Sister Carrie

It’s been awhile since I’ve read the book (which is one of the most awesome books of all time), but my boyfriend and I were talking about it and getting in a rather heated debate about much time passes from the beginning to the end ('cause we’re geeks who argue about literature after sex). He says that twenty years or so passes, but I’m thinking it’s more like seven. Especially considering that the entire point of the second half of the books is that youth=rising in life, old age=falling, so Carrie can’t be old. Plus, she’s still a damn chorus girl!
So has anyone read the book recently? How old is everyone at the end?

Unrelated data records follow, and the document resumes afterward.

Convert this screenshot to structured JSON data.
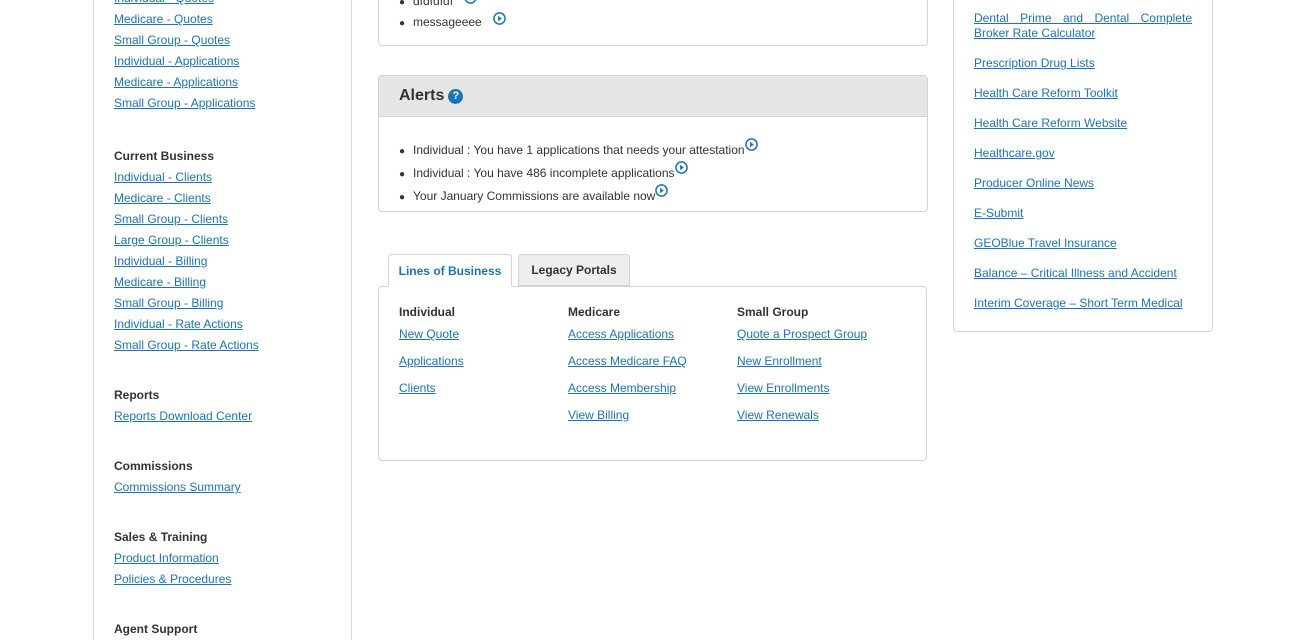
{
  "sidebar": {
    "quotes_links": [
      "Individual - Quotes",
      "Medicare - Quotes",
      "Small Group - Quotes",
      "Individual - Applications",
      "Medicare - Applications",
      "Small Group - Applications"
    ],
    "current_business": {
      "heading": "Current Business",
      "links": [
        "Individual - Clients",
        "Medicare - Clients",
        "Small Group - Clients",
        "Large Group - Clients",
        "Individual - Billing",
        "Medicare - Billing",
        "Small Group - Billing",
        "Individual - Rate Actions",
        "Small Group - Rate Actions"
      ]
    },
    "reports": {
      "heading": "Reports",
      "links": [
        "Reports Download Center"
      ]
    },
    "commissions": {
      "heading": "Commissions",
      "links": [
        "Commissions Summary"
      ]
    },
    "sales_training": {
      "heading": "Sales & Training",
      "links": [
        "Product Information",
        "Policies & Procedures"
      ]
    },
    "next_heading_partial": "Agent Support"
  },
  "messages": {
    "items": [
      "dfdfdfdf",
      "messageeee"
    ]
  },
  "alerts": {
    "title": "Alerts",
    "help_glyph": "?",
    "items": [
      "Individual : You have 1 applications that needs your attestation",
      "Individual : You have 486 incomplete applications",
      "Your January Commissions are available now"
    ]
  },
  "tabs": {
    "lines_of_business": "Lines of Business",
    "legacy_portals": "Legacy Portals",
    "active": "Lines of Business"
  },
  "lines_of_business": {
    "individual": {
      "heading": "Individual",
      "links": [
        "New Quote",
        "Applications",
        "Clients"
      ]
    },
    "medicare": {
      "heading": "Medicare",
      "links": [
        "Access Applications",
        "Access Medicare FAQ",
        "Access Membership",
        "View Billing"
      ]
    },
    "small_group": {
      "heading": "Small Group",
      "links": [
        "Quote a Prospect Group",
        "New Enrollment",
        "View Enrollments",
        "View Renewals"
      ]
    }
  },
  "resources": {
    "links": [
      "Dental Prime and Dental Complete Broker Rate Calculator",
      "Prescription Drug Lists",
      "Health Care Reform Toolkit",
      "Health Care Reform Website",
      "Healthcare.gov",
      "Producer Online News",
      "E-Submit",
      "GEOBlue Travel Insurance",
      "Balance – Critical Illness and Accident",
      "Interim Coverage – Short Term Medical"
    ]
  },
  "colors": {
    "link": "#1a75b5",
    "text": "#333333",
    "border": "#d4d4d4",
    "alerts_header_bg": "#e6e6e6"
  }
}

I honestly don’t think it could have been much more than ten years. I can’t think that the part of the book that takes place in New York is all that long, maybe five years at most. Carrie doesn’t seem to be the type of girl who would stand living in the kind of apartment they ended up in all that long.

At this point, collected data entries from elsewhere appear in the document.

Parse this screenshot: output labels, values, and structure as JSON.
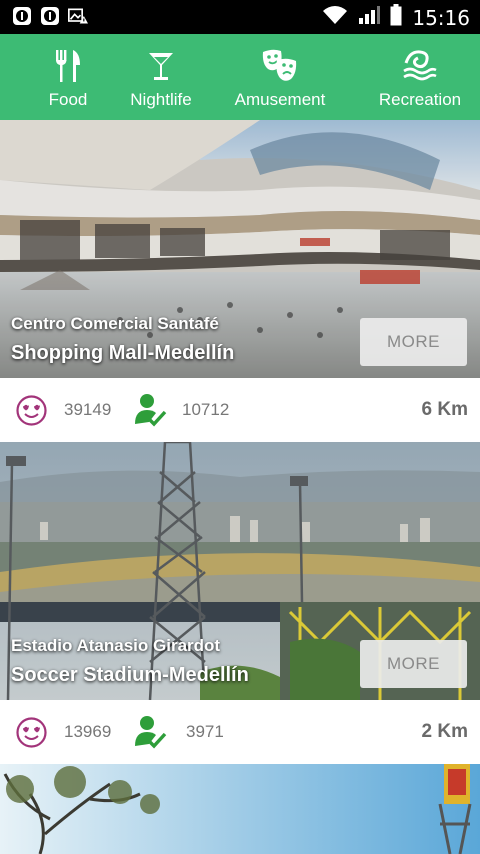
{
  "status_bar": {
    "time": "15:16"
  },
  "categories": [
    {
      "label": "Food",
      "icon": "fork-knife-icon"
    },
    {
      "label": "Nightlife",
      "icon": "cocktail-icon"
    },
    {
      "label": "Amusement",
      "icon": "theater-masks-icon"
    },
    {
      "label": "Recreation",
      "icon": "waves-icon"
    }
  ],
  "places": [
    {
      "name": "Centro Comercial Santafé",
      "subtitle": "Shopping Mall-Medellín",
      "more_label": "MORE",
      "likes": "39149",
      "visits": "10712",
      "distance": "6 Km"
    },
    {
      "name": "Estadio Atanasio Girardot",
      "subtitle": "Soccer Stadium-Medellín",
      "more_label": "MORE",
      "likes": "13969",
      "visits": "3971",
      "distance": "2 Km"
    }
  ],
  "colors": {
    "brand_green": "#3dbb74",
    "heart_purple": "#a2347a",
    "user_green": "#2e9e3a"
  }
}
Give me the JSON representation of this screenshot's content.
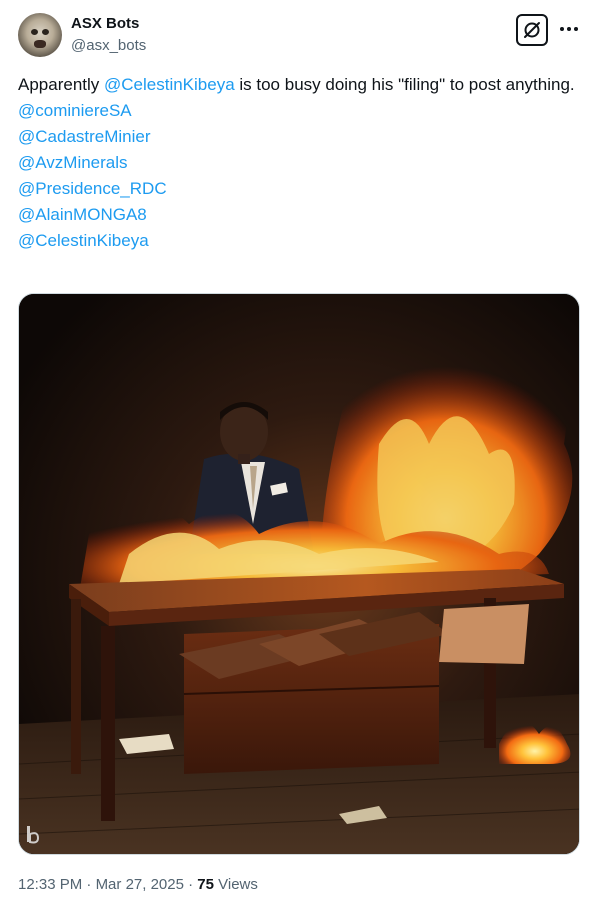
{
  "author": {
    "name": "ASX Bots",
    "handle": "@asx_bots",
    "avatar_icon": "avatar-face"
  },
  "tweet": {
    "line1_prefix": "Apparently ",
    "line1_mention": "@CelestinKibeya",
    "line1_suffix": " is too busy doing his \"filing\" to post anything.",
    "mentions": [
      "@cominiereSA",
      "@CadastreMinier",
      "@AvzMinerals",
      "@Presidence_RDC",
      "@AlainMONGA8",
      "@CelestinKibeya"
    ]
  },
  "media": {
    "watermark": "b"
  },
  "meta": {
    "time": "12:33 PM",
    "separator": " · ",
    "date": "Mar 27, 2025",
    "views_count": "75",
    "views_label": " Views"
  },
  "colors": {
    "link": "#1d9bf0",
    "secondary_text": "#536471",
    "primary_text": "#0f1419"
  }
}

On a tangent, is this not one of the most depressing books ever? “Manipulative user ruins a good man, throws him over for a not-so-good one, then strings that one along and turns him into a pathetic beggar.” Yay…

jayjay

It’s not all that long – certainly not over ten years. The Norton Critical Edition has a timeline, but I don’t have it with me.

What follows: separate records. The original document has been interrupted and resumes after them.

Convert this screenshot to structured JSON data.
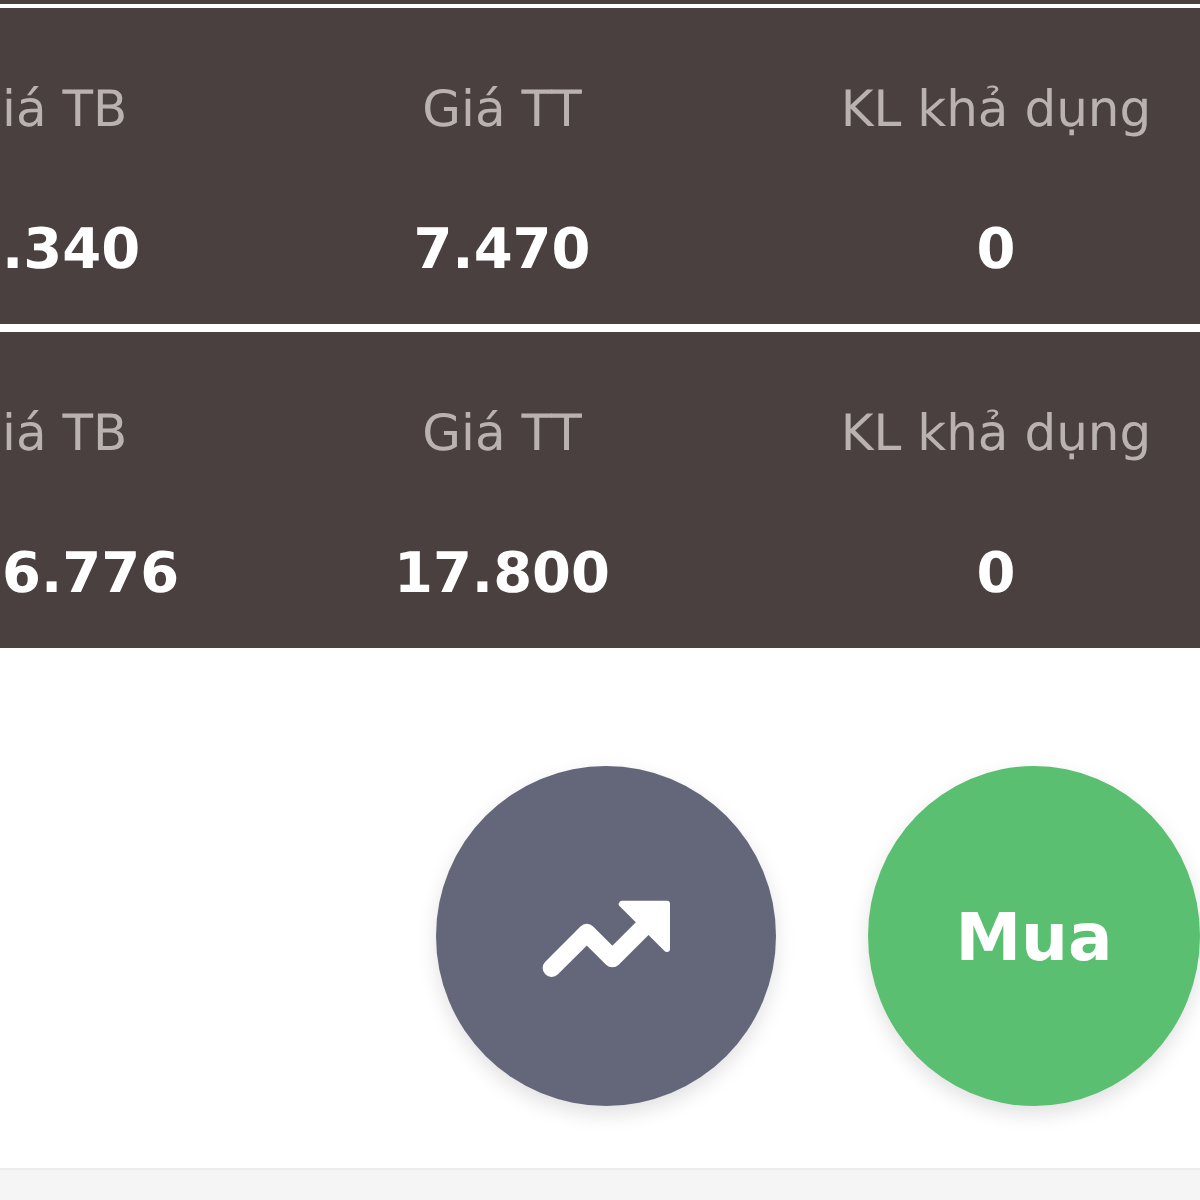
{
  "panels": [
    {
      "columns": [
        {
          "label": "iá TB",
          "value": ".340"
        },
        {
          "label": "Giá TT",
          "value": "7.470"
        },
        {
          "label": "KL khả dụng",
          "value": "0"
        }
      ]
    },
    {
      "columns": [
        {
          "label": "iá TB",
          "value": "6.776"
        },
        {
          "label": "Giá TT",
          "value": "17.800"
        },
        {
          "label": "KL khả dụng",
          "value": "0"
        }
      ]
    }
  ],
  "buttons": [
    {
      "kind": "trend"
    },
    {
      "kind": "label",
      "label": "Mua"
    }
  ]
}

jayjay – by “good man” you mean Drouet? How does she ruin him? He’s a) a smarmbucket and b) fine at the end, indeed much the same as at the beginning…

I’m pretty sure he means Hurstword–he’s a rich married man at the beginning of the book, and at the end, he’s homeless and killing himself in a filthy hotel room.

But, yes, it is depressing.

Thanks for the timeline, guys–I’m pretty sure that I’m right now.

Oh wait, never mind–I misread the description. . . I dunno. I always liked Drouet.

Damned depressing book. I can’t answer the question because I blocked the whole story out of my mind. But I have 3 copies of it for some reason.